According to them, proposals to bar students without three Ds at A-level would hit courses such as nursing and ‘strike at heart of social mobility.’
They also stated that if government goes ahead with rumoured plans to cut tuition fees, undergraduates would experience a poorer quality of education, less mental health support and a smaller choice of degree subjects.
The ideas have been leaked from the prime minister’s review of post-18 education, chaired by Philip Augar, a former equities broker, which is expected to report next month. One idea would stop young people qualifying for a loan if they didn’t get three Ds at A-level.
Vice-chancellors argue this would be reducing student numbers “by the back door”, and damaging poorer students in the process. Dominic Shellard, head of De Montfort University stated that “This would strike at the heart of social mobility,” as it would prevent many people from the poorest backgrounds from improving their life chances by studying for a degree.

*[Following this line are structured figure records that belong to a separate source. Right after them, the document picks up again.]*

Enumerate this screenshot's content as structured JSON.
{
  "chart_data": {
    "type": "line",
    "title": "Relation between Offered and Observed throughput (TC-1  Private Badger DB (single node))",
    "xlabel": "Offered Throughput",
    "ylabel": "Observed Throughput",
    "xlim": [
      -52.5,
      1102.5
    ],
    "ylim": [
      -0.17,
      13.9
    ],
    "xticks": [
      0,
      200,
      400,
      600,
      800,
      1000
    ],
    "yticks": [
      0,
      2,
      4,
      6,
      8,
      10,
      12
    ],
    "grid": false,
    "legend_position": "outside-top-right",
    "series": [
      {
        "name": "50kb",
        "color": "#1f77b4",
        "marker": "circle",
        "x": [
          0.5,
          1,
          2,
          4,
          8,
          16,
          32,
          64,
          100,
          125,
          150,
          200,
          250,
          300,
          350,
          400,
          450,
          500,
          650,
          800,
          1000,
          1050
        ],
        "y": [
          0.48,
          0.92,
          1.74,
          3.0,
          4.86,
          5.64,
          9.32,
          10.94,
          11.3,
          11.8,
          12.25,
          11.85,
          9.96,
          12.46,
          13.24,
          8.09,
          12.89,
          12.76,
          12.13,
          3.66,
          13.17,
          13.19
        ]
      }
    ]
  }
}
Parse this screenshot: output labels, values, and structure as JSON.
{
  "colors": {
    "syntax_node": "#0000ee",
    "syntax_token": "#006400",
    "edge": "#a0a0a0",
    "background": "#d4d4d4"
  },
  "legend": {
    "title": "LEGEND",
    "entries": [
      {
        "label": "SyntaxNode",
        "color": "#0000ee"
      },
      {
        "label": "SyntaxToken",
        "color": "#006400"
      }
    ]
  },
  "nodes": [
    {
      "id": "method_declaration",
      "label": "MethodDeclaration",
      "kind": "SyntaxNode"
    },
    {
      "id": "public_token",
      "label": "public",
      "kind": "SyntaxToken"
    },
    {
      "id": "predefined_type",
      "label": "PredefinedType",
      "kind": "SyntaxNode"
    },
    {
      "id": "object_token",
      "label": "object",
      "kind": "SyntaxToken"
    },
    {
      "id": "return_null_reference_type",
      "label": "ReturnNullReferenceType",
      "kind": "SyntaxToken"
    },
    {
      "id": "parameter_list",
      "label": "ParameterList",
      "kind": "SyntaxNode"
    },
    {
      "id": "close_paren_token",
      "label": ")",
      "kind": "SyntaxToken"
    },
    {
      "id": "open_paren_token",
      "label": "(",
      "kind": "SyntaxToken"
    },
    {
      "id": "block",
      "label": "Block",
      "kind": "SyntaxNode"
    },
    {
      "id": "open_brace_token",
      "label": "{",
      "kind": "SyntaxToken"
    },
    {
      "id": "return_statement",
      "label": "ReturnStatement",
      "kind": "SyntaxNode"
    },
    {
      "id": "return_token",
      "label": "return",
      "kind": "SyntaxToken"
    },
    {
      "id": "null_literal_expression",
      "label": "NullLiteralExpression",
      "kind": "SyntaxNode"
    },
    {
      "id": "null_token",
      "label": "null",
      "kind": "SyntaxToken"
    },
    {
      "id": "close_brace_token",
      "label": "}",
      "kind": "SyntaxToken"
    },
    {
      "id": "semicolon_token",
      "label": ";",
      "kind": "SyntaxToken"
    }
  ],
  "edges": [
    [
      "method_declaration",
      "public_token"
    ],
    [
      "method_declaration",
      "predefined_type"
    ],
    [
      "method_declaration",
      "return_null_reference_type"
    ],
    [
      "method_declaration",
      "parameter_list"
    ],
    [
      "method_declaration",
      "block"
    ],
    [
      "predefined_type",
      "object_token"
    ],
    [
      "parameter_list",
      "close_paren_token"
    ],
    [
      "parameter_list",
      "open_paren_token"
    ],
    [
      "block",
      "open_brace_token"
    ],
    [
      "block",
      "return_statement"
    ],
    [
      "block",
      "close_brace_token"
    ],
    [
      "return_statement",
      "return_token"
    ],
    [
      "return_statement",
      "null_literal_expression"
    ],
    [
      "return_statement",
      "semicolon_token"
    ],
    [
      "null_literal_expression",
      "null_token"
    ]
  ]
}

Last year nearly 8,000 UK 18-year-olds were accepted to study at university with 3Ds or lower, according to new data released by the admissions service Ucas last month. Universities say these applicants are much more likely to be from poorer families.
Shellard says these students are potentially among the best motivated: “Many students with lower A-level grades go on to do extremely well at university as they feel they’ve got something to prove.”
One of the subject areas that could suffer would be nursing. “There are already 500 nurse vacancies in our local hospitals and there will be far more after Brexit,” says Shellard.
“At a time when we will have skills shortages because of Brexit it seems crazy to be talking about rigging the market even more and reducing our ability to train people.” He continued.
“My fear is that we are going to end up with fewer people going to university, less social inclusion, less diversity, more elitism and a greatly denuded sector.” He added.
Nick Hillman, director of the Higher Education Policy Institute, a thinktank, also added to the thought—calling it a “catastrophic policy”.
“It will hit entrants from the poorest backgrounds disproportionately. You might have missed 3Ds because you’ve been at a poor performing school,” he stated.